勉学方面は興味を抱かないと覚えられないという特性から、赤点の常連組となっている。顔は特筆した点はないが自己採点から端正寄り、運動に関しては苦手なスポーツは皆無であった。
だが、いつも耀一に集まってくるのは男ばかりで、異性は容姿端麗で賢い男ばかり注目し、彼女らの瞳からピンク色のハートマークが浮かんでいる。
幼なじみで、学年一可愛いとされた子も同様だ。
枕を涙で濡らす日々がつづいたある日、少年はカンフー映画を見て閃く。
これだ、と。
彼らのようなアクションスターとなれば、自分が欲しいものは全て手に入る。異性からも、好かれるのではないかと。
考えれば考えほどよいアイディアに思え、将来は映画で主役をはれるようなアクションスターなりたい、と子供ながら夢を抱くようになる。
それにしても、いったい自分のことをどこまで知っているのだと、耀一の顔に戸惑い浮かべ、驚きを隠しきれずにいた。毎度素敵な異性から気を引くため、果敢に危険に挑みかかっていたのは確かであり、まったく言い返せない。

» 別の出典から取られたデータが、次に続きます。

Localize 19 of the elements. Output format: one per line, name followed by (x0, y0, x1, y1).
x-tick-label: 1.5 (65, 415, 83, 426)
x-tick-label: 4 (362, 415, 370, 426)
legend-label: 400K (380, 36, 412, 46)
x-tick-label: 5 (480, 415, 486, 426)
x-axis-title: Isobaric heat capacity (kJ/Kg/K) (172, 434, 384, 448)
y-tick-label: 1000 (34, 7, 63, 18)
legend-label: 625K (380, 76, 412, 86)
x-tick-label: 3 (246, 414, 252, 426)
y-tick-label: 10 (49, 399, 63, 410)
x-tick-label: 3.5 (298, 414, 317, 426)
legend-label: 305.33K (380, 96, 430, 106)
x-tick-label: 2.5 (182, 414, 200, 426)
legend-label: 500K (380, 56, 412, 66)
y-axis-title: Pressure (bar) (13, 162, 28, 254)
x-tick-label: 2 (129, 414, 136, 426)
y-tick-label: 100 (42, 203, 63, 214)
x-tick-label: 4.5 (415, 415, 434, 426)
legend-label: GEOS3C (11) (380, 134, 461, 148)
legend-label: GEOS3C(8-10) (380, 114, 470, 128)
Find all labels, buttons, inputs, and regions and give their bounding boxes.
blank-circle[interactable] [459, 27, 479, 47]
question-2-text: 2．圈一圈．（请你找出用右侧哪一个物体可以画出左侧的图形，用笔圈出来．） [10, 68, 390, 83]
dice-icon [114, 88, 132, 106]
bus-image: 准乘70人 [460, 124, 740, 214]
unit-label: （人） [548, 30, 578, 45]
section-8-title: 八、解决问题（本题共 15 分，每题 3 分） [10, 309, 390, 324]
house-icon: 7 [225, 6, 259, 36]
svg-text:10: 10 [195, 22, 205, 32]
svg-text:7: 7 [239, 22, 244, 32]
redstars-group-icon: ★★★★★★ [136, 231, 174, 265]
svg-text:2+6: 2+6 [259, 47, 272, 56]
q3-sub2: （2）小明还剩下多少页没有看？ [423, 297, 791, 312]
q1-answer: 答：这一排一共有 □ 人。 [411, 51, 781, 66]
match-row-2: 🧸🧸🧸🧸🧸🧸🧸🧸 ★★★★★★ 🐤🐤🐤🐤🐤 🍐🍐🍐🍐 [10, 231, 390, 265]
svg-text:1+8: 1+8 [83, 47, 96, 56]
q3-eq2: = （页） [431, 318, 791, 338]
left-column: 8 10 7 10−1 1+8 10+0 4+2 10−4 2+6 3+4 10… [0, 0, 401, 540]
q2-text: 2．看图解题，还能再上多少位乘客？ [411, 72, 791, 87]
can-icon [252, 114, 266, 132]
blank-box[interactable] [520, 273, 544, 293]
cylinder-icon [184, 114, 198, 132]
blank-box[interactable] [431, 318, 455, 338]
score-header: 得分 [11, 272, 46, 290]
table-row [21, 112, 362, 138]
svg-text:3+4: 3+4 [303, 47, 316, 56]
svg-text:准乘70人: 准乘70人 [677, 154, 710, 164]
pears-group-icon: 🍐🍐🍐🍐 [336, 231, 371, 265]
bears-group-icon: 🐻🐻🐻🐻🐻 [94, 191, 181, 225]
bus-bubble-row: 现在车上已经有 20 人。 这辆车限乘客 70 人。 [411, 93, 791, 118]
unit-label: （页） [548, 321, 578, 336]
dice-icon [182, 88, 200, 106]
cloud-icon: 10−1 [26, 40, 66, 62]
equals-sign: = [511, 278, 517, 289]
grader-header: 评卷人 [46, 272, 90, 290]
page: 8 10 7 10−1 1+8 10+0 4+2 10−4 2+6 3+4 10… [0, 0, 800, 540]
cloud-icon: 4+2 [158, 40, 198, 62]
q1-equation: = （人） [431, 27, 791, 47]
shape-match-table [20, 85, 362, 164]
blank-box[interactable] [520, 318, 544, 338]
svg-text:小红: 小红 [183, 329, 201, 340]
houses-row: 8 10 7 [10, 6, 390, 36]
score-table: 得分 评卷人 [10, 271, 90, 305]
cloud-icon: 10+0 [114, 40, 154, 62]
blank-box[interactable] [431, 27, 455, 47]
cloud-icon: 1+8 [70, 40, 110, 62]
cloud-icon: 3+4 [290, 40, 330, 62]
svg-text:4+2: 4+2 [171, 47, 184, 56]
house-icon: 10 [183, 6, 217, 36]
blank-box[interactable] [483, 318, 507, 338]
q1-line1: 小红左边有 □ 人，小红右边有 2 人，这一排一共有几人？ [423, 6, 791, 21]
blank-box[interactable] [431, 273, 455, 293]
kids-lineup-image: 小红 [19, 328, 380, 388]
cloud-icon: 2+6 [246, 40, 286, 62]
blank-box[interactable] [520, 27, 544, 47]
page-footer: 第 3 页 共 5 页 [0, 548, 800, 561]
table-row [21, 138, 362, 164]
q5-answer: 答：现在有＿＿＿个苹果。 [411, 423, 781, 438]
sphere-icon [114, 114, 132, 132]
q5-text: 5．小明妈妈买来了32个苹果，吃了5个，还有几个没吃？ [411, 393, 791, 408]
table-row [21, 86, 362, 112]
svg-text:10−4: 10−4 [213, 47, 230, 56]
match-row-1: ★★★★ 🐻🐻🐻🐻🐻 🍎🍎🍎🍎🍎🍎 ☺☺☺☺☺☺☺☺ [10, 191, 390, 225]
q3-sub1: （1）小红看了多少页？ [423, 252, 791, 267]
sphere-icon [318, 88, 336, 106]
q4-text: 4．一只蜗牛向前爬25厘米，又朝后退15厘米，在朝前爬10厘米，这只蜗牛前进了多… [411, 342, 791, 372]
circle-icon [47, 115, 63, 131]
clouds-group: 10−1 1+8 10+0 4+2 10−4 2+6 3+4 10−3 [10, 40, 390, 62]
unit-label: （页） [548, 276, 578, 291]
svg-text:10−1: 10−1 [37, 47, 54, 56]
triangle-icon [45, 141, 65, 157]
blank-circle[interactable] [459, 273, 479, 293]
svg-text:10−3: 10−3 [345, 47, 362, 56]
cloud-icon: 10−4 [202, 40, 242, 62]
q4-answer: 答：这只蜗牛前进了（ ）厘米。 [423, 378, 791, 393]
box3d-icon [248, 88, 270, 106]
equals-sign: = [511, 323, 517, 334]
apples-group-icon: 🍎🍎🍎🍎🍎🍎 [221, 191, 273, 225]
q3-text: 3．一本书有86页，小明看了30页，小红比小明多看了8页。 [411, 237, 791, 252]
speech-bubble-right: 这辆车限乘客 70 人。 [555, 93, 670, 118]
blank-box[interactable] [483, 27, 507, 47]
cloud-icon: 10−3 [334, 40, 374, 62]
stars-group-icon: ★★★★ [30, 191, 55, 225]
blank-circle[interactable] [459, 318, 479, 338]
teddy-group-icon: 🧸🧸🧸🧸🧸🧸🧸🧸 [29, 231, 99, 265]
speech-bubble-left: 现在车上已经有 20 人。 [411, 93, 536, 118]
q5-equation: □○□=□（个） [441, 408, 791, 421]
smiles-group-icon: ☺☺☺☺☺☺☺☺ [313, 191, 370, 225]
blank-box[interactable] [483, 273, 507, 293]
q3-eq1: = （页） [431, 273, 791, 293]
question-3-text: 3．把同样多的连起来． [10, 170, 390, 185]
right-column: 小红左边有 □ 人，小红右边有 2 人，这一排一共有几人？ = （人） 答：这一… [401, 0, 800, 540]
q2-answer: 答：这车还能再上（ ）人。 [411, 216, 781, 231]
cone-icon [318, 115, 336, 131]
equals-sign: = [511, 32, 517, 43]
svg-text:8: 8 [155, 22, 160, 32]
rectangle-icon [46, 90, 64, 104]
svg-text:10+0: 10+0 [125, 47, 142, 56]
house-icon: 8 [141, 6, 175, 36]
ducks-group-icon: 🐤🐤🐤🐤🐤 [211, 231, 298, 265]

ちなみに、いい年をしてまだ童貞を死守しているところから、結果は全戦全敗である。
「気づいていないようですが、貴方の傍らに好いてくれている方はいたようですよ」
「いや、いないだろ」
憮然な顔で、耀一は否定した。
もし、そんな人物像がいたら、身体を張ってまで異性から好意を得ようなどとしない。
「そうですか、そう思うなら結構ですが」
愛想もなく、どちらでもよいと言いたげな口調で述べた。
「それで、向こうで協力しろというけど、具体的にどうすればいいんだ」
「行く気になったのですか?」
「ここで、押し問答しても、なんやかんや言って行かす気なんだろ。なら、たとえ生き残る可能性がかぎりなく低くかろうが、生き返られるんだ。そのチャンスをいかして、どうにか生き残れるようにあがいてみせるさ」
「可能性はかぎりなく零なうえ、勝機などは最初から用意されていない戦いですが、私ができる支援はするつもりです。貴方には天才的な戦闘センスと、闘気が併用されれば充分戦力になるでしょう。もちろん、貴方ひとりで戦うわけじゃありませんし、各国の強者たちと協力すれば時間稼ぎが図れます」
「時間稼ぎ?」
アグラーノは相槌をうち、
「先ほどもお話しましたが、荒ぶる神を対処できる方は闘神と呼ばれる男性のみ。その方が地球に戻るまで、貴方には時間を稼いでほしいのです」
「それにしても闘神って、ずいぶんと大層な敬称だな。それだけの強者ってことか。けど、時間稼ぎぐらいなら、俺じゃなくてもよくないか?」
「簡単のように見えて、貴方が想像する以上に荒ぶる神は強大です。一瞬で国を消すことができるほどに。もし、できなければ、闘神が帰還する前に地球は消滅してしまいまうでしょう」
無理だ、それが耀一の感想だった。己の認識が甘すぎた。赤子の手を捻るように国どころか、惑星すらも消すような敵手に、どうすれば人間が勝てるのだろうか。最低でも、核兵器がなくては時間稼ぎにすらならない。
自分の胸の内を伝えると、
「核兵器など、環境を汚染させるだけでなんの役にもたちません。ですが、安心してください。万物の創造主は生みだした種に、平等に可能性を与えました。それが、闘気というわけです」
「嘘だろ」
「嘘ではありません。闘気には無限の可能性が秘めています。極めれば、貴方が記憶する兵器や武力といった常識は一変するでしょう。それと、新しく行ってもらう世界では、春日部耀一の身体ではありません。別人の身体となってもらいます」
「――え、どういうこと?」
「ひとつの世界に、同じ人間は存在できないよいになっているのです。もし、存在してしまえば世界が異分子と認知し、強制力が働いて削除されてしまうしょう」
おそろしい世界のシステムを知り、耀一は顔をしかめる。
「入れ替わってもらう肉体ですが、亡くなった人間の身体を利用したものですので気兼ねなく使ってください」
「そ、そうか」
「その肉体ですが、潜在能力は世界では希に見る超絶なもの。本人がもし生きていれば将来世紀の大悪党となって、世界を壊乱させていた代物です。貴方ならその力を使いこなすのも可能でしょう」
「……おい、そんな奴の身体で生き返って大丈夫なのか?」
「では、そろそろお別れの時間ですね」
漆黒の美女は、なにも気づいていないとうそぶき、強引にことを運ぼうと先に進める。だが、来世を左右する要因がかかっているというに、それを見逃すはずもない。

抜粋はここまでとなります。